Ask for an explicit “go ahead” before running init_skill.py.

3) Plan reusable contents

Decide whether to add:

  • scripts/ for repeatable automation
  • references/ for detailed doctrine or policies
  • assets/ for templates or boilerplate

Keep SKILL.md lean; move depth into references only if it will be reused.

4) Initialize the skill

Create the new skill with the system script:

bash
uv run codex/skills/.system/skill-creator/scripts/init_skill.py <skill-name> --path codex/skills

Create resource directories only if needed.

5) Write SKILL.md for the new skill

  • Use imperative/infinitive form.
  • Encode the method as a concrete workflow with clear guardrails.
  • Include the explicit trigger rule in frontmatter description.
  • Include the example triggers/non-triggers provided by the user.
  • If influenced by $sp or $trace, reference them by name only; do not copy their contents.

Suggested structure:

  • Overview
  • Core doctrine / values
  • Workflow (step-by-step)
  • Guardrails
  • Deliverable format

6) Package the skill

Package into the current directory and report the path:

bash
uv run codex/skills/.system/skill-creator/scripts/package_skill.py codex/skills/<skill-name> .

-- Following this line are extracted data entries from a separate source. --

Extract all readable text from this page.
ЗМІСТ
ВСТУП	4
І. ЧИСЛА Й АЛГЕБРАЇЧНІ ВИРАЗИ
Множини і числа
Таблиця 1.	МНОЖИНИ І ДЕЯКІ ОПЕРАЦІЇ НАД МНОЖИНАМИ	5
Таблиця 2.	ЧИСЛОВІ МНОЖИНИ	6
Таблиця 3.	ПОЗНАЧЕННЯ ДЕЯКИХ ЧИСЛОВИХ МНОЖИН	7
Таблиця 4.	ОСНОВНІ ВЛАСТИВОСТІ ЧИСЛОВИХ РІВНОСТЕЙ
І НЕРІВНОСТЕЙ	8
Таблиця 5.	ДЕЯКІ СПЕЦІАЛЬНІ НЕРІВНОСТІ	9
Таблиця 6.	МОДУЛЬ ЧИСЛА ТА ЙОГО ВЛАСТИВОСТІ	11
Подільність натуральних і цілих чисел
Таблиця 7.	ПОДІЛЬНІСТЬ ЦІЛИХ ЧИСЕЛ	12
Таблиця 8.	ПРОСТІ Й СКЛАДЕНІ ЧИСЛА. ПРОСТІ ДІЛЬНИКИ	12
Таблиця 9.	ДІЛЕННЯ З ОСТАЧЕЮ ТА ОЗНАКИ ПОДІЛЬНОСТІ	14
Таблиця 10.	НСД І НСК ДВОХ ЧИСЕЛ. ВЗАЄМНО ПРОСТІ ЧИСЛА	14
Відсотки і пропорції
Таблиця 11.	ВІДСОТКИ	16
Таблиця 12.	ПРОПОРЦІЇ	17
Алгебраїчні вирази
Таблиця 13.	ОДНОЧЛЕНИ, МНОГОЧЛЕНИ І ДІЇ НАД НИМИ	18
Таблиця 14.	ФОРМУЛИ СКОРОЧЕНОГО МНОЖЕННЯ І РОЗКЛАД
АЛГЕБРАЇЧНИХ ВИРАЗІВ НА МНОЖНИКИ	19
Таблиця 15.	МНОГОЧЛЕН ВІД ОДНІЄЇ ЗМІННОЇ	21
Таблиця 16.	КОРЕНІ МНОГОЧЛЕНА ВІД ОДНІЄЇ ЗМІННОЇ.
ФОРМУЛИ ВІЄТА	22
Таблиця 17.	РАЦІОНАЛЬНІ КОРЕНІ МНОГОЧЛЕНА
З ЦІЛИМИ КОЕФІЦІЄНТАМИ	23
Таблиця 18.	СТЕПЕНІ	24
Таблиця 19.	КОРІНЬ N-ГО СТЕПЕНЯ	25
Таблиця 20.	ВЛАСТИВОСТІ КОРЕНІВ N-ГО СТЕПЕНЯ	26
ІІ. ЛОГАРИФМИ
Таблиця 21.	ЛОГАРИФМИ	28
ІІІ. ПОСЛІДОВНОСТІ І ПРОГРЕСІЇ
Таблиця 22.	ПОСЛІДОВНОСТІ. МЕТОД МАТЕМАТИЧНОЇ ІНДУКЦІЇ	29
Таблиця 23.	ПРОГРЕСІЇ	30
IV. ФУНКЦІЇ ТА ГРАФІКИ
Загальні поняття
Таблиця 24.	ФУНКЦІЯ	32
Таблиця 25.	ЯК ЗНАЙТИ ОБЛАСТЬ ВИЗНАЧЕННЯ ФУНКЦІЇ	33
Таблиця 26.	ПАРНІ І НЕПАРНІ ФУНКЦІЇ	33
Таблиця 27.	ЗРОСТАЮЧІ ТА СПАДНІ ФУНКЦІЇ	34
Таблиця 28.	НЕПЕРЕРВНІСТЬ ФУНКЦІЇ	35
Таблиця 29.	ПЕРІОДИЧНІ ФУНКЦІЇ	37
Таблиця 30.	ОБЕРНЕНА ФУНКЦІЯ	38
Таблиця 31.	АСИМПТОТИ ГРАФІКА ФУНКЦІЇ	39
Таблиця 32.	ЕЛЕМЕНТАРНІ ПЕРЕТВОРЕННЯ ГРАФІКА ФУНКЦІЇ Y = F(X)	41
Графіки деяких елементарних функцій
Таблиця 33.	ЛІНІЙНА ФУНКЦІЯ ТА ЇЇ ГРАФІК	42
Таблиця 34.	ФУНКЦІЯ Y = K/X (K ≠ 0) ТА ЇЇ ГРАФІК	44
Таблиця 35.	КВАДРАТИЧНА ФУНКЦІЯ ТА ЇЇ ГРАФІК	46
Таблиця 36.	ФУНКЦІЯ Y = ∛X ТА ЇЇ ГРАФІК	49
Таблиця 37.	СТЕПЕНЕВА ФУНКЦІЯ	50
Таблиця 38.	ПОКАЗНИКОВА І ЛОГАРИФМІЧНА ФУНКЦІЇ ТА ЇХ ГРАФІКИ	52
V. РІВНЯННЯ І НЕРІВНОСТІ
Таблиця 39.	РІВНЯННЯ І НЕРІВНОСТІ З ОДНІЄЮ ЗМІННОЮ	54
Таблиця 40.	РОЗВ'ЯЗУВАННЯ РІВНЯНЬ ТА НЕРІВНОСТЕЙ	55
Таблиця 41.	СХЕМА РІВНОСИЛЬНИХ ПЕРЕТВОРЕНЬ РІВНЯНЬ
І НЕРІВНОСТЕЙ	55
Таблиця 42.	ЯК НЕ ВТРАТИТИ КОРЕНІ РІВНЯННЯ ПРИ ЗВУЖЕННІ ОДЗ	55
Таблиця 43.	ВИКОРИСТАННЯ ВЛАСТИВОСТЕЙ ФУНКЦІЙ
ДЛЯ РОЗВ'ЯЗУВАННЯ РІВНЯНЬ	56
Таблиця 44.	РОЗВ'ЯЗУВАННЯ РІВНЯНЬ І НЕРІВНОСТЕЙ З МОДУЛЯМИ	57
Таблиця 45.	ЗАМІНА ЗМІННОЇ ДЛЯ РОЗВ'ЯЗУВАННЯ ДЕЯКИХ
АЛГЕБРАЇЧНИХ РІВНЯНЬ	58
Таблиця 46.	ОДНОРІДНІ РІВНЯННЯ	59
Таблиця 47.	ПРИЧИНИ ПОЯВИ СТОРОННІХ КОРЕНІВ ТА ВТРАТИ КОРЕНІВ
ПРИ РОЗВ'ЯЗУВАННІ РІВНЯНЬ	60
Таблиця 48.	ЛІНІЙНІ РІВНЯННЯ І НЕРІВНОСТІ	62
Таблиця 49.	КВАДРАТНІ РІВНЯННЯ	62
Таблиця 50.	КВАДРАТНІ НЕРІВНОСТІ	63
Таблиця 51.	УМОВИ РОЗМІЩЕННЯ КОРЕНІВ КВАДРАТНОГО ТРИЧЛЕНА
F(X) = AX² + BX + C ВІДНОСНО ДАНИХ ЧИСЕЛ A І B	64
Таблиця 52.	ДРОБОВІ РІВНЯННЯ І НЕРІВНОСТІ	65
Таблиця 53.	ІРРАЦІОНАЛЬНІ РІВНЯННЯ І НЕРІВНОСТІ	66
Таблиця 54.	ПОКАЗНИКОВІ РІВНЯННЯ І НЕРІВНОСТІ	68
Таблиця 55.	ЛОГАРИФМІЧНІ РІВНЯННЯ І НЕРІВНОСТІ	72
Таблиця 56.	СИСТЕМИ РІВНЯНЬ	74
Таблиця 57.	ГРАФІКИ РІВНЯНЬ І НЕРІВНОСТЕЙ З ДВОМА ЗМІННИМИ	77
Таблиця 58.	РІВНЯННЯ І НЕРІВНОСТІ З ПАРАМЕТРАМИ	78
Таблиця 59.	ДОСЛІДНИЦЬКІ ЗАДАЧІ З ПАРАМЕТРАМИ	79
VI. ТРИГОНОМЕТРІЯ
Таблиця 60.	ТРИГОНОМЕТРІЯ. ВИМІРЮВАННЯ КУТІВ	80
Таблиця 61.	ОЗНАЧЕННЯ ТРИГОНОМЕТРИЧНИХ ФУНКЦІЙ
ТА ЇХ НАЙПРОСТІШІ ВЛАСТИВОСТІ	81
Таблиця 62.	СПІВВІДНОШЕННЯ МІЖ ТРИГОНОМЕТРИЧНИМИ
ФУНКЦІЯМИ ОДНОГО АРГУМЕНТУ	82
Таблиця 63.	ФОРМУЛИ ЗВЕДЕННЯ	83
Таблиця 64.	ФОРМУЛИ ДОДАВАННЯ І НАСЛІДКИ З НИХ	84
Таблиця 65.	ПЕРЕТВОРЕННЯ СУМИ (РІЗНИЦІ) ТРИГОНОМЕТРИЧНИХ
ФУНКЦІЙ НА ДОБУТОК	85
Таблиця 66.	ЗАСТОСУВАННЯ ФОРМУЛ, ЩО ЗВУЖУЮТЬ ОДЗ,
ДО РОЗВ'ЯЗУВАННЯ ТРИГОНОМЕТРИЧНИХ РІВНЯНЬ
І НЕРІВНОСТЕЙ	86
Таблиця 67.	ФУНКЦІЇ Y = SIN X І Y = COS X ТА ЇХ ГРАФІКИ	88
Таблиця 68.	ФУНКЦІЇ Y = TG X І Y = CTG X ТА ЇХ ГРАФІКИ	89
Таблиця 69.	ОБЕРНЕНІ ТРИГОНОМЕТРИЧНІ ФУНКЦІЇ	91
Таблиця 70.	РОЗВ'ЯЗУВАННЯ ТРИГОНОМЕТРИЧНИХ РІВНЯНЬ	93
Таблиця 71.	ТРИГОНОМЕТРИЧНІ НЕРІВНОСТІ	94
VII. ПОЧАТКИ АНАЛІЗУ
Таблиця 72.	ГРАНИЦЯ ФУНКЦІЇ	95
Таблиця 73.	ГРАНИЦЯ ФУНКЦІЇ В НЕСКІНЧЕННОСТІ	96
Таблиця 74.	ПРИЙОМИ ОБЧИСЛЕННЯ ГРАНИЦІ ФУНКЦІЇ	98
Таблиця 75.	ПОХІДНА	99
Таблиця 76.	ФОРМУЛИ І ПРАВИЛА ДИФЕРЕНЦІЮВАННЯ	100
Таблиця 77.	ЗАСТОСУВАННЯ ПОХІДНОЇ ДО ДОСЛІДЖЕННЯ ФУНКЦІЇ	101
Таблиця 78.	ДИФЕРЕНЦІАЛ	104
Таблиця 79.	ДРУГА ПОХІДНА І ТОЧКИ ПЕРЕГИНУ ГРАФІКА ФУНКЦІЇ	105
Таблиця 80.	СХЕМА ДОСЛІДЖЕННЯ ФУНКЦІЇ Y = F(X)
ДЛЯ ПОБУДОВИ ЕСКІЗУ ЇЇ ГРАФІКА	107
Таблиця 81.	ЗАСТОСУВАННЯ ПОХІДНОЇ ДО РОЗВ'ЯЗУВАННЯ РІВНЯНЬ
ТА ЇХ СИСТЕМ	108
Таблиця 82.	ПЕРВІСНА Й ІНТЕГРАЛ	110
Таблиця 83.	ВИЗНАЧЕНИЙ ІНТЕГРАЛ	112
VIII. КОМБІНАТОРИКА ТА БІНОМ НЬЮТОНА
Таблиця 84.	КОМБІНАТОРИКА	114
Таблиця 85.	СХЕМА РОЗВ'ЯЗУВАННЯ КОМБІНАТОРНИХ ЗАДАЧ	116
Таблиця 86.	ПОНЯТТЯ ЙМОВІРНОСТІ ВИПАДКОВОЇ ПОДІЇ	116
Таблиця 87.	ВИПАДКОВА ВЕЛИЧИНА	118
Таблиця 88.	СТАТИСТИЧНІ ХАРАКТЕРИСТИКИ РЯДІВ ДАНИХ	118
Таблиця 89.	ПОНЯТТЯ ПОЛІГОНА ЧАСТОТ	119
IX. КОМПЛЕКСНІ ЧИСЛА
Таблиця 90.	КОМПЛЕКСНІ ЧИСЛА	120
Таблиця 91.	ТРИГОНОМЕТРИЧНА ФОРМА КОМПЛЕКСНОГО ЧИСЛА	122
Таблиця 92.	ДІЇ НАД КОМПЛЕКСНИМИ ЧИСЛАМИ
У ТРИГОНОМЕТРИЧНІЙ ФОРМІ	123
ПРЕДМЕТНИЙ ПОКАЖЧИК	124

Confirm the output file name (e.g., ./<skill-name>.skill).

Guardrails

  • Do not proceed without explicit $method invocation.
  • Do not create extra docs (README/CHANGELOG/etc.).
  • Do not invent values; only encode what the user states.
  • Keep SKILL.md frontmatter valid (name hyphen-case <= 64 chars; description <= 1024 chars; no < or > in description).
  • Keep changes minimal and reversible.

Deliverable

  • A packaged .skill in the current directory.
  • A short summary of what the new skill encodes and how it should be triggered.